For the sake of accurate journalism, please state up front or in the title that this is the Democratic Republic of Congo (DRC), versus the Republic of Congo.  Some readers may not know that Kinshasa is the capital of the DRC.  Yes, there are lots of rats in Kinshasa, and they are all politicians.  You can start by launching Joseph Kabila into space.

William Jensen
William Jensen subscriber

“I will do my utmost to bring that rat back alive,” he says. “But if not, there’s a lot of rats in Kinshasa.”

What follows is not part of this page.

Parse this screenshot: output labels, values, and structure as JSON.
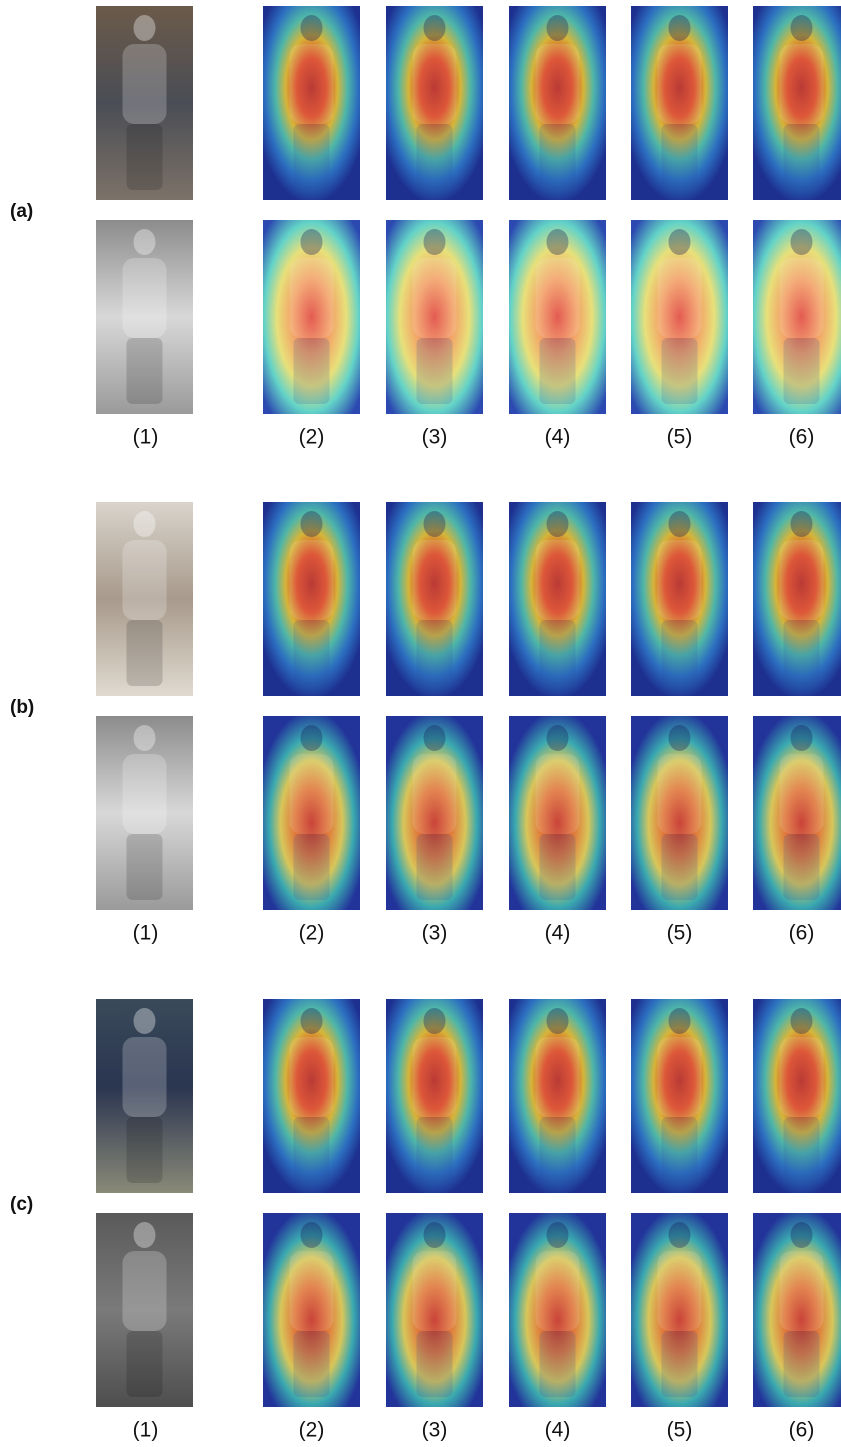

Mr. Keka, if you run out of rats, relocate inside the Beltway.  You will be set for life.

William Jensen
William Jensen subscriber

@Howard Nielsen It certainly would bring new meaning to Out of Africa.  Maybe Ovaltine can do a promo; for every label they donate a buck.

Howard Nielsen
Howard Nielsen subscriber

He is sending Obummer in to space?

Where can we send him funds?

We could only hope

THOMAS MULLEN
THOMAS MULLEN subscriber

This is great. With limited resources, this resilient man has done what most of others only dream about.

PAUL ANGELCHIK
PAUL ANGELCHIK subscriber

Hey you know what, he's pursuing his somewhat bizarre rat rocketry passion, having fun, not hurting anybody. More power to him. Given the history of the Congo, this is a pretty benign activity.

I'd rather have this guy launching rats than the Iranians launching nukes. What they didn't mention is his missile defense system the Yam Dome.

Victor Watermann
Victor Watermann subscriber

Didn't I read this story in the National Lampoon about twenty years ago?